Shovel Knight is not an extraordinarily long game, but it’s not short either. Something about linear 2D side-scrolling level design seems to put a hard cap on the amount of content in a game. The game is an 8+ hour experience for me, but skillful players may burn through it faster. Suffice it to say that Shovel Knight has as much content as the games that inspired it, plus a few extra bits of optional content scattered around. This is one area where I wish the game had strayed from old school design. More levels, please!

 

Why do I want more levels? Because the level design is good. That’s ultimately what everyone needs to know, I suppose. Accessible or inaccessible, well written or lame, short or long… none of that addresses the quality of the core game inside.
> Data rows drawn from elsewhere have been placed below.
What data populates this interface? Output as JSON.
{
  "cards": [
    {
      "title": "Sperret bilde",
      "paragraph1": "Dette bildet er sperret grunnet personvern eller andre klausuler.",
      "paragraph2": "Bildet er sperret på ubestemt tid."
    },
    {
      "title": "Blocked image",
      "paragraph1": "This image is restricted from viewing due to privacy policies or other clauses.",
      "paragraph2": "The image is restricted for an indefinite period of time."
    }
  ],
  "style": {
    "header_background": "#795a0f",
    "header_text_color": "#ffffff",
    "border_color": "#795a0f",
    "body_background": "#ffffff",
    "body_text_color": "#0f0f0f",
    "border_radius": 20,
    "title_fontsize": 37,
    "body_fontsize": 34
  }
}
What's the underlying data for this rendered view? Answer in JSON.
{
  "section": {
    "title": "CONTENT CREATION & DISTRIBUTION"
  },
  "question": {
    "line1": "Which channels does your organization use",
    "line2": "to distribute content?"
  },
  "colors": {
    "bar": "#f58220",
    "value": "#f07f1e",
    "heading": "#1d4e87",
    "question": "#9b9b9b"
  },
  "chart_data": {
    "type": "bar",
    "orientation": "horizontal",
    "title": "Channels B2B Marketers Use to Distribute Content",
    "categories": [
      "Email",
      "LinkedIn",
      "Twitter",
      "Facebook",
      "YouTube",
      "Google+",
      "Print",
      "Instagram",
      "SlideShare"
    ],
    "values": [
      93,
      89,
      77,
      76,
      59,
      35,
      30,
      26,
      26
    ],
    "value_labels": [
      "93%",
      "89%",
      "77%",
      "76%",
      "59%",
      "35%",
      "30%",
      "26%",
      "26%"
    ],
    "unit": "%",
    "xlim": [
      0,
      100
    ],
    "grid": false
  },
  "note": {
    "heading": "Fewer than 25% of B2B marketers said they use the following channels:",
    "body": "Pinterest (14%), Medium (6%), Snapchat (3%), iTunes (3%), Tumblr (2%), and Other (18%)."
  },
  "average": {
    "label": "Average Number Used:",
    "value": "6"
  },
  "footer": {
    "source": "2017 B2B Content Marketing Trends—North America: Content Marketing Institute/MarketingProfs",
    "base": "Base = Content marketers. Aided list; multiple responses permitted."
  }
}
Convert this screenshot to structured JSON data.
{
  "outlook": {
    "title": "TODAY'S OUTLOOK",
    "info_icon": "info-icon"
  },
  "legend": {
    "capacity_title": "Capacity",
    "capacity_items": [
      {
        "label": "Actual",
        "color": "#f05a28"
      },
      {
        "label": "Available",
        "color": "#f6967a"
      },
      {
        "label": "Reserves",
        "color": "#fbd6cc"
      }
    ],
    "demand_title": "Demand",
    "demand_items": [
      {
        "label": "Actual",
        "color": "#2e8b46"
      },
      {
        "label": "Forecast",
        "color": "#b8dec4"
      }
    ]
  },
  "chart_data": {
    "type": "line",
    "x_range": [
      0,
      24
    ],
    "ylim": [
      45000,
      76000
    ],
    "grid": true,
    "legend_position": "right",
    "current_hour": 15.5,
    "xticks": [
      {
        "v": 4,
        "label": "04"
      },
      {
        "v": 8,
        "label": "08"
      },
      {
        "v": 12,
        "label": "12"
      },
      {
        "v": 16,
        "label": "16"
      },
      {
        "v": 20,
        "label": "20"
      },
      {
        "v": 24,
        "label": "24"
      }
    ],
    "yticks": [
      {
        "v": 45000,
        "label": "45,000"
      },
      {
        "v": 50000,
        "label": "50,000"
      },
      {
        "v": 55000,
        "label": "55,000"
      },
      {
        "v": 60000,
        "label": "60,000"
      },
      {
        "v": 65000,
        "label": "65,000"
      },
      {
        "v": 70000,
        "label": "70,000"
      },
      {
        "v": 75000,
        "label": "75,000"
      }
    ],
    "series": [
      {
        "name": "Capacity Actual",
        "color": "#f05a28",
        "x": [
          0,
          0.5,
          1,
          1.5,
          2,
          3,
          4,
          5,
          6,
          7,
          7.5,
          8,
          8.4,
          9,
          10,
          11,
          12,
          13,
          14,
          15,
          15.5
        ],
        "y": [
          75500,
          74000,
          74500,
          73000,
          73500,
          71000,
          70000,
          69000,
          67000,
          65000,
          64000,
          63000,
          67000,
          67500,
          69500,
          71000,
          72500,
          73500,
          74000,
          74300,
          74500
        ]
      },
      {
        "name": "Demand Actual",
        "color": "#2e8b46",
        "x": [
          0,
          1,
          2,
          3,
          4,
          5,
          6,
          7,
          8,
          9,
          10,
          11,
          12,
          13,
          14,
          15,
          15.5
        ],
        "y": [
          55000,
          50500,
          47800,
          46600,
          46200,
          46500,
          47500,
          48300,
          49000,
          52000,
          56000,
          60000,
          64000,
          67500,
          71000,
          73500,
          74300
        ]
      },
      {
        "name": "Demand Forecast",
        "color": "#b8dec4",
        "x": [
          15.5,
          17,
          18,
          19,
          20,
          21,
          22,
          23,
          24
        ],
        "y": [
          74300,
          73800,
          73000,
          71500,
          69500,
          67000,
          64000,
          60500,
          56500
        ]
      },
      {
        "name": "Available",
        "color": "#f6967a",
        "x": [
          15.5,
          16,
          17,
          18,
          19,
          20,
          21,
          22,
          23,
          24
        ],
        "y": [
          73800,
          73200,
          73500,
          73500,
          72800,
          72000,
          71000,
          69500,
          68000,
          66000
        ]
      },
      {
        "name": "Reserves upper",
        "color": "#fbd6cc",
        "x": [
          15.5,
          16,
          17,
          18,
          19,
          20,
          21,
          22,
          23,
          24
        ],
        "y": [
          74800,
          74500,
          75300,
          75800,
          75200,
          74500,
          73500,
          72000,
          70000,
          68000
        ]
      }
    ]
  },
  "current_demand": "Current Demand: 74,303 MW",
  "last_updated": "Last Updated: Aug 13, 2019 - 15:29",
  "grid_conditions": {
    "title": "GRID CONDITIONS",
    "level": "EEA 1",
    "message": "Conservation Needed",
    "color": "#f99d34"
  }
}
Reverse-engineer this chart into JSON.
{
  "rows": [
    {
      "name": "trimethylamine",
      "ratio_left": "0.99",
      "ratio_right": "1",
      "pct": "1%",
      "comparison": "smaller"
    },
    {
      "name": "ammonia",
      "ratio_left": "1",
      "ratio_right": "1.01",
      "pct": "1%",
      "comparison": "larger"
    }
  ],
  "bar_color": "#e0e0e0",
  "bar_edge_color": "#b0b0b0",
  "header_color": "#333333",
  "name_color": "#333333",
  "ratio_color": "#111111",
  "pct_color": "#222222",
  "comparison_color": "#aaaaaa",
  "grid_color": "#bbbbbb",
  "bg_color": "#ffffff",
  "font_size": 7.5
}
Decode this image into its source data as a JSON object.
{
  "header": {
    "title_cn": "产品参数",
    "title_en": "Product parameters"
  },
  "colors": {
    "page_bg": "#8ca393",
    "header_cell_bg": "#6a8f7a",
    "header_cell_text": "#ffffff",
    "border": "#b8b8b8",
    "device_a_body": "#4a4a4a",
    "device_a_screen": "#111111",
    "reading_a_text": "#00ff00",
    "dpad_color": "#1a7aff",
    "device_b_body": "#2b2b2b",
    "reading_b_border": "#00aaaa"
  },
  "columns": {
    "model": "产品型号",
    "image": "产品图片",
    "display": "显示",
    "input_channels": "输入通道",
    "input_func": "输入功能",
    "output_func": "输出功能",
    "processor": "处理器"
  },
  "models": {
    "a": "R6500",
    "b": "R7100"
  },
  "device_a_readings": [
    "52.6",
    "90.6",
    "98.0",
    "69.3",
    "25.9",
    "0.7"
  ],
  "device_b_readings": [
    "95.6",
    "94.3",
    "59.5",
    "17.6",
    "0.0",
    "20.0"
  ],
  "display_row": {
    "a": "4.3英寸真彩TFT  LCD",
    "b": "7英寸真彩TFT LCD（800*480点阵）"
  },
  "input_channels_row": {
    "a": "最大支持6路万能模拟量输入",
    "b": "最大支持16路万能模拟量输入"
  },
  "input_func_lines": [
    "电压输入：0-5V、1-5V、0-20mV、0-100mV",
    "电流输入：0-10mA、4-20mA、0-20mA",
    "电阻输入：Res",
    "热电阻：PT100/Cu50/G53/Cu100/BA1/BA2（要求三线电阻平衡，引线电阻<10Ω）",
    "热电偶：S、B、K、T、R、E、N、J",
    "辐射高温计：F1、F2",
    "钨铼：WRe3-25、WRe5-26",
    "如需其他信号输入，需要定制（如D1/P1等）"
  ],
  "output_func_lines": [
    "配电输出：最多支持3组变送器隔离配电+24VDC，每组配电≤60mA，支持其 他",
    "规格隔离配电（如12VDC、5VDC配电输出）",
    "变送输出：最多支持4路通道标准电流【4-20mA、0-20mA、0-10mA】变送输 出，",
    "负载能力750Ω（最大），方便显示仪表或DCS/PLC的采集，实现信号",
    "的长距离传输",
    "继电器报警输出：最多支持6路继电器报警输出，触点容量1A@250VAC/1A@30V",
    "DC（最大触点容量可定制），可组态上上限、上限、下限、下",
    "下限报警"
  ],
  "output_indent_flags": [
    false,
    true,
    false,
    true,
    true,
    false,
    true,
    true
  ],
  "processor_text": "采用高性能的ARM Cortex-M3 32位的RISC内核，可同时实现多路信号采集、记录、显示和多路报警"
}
So, the good news is, that game is good. The levels are all really unlike one another and feature different level gimmicks. Some are better than others, but none are terrible. All of the levels teach the player without tutorializing, all of the levels feature clever traps in places where the designers predicted your movements.

 

Every jump, every enemy, and every gem stone has been placed purposefully.

 

What Shovel Knight made me realize is that the nostalgia it inspires about the side-scrolling platforming or the pixels or the sub weapon that is totally just the axe from Castlevania doesn’t matter. The superficial similarities it shares with the games of yesteryear are just an appeal to an audience like high-resolution graphics or huge open worlds are for other genres. Underneath the retro stylings is a game unmistakably handcrafted, and even though I can’t comment on NES similarities, I can definitely say that I like it a lot.

 

Food for thought:

 

1. I playtested the 3DS version of the game, and the 3D is nice! I feel like most 2D sidescrolling games can benefit from just a little bit of 3D effect dropping background layers behind the action a little bit, and it works well here.

 

2. The music was pretty good, but kinda started to sound the same to me after a while. Most of the tracks seemed like they could have been assigned to most of the levels. So although I don’t see any new classics coming out of this soundtrack, it’s perfectly serviceable. Just a lot of chiptune anthem type songs.

 

3. I can’t comment on post game content because I couldn’t beat it. I hope to eventually, but if I died on this last (I think last?) level one more time I was going to break the 3DS. So this playtest covers everything up through the final level – and I wouldn’t have spoiled anything about the final boss for you folks anyway.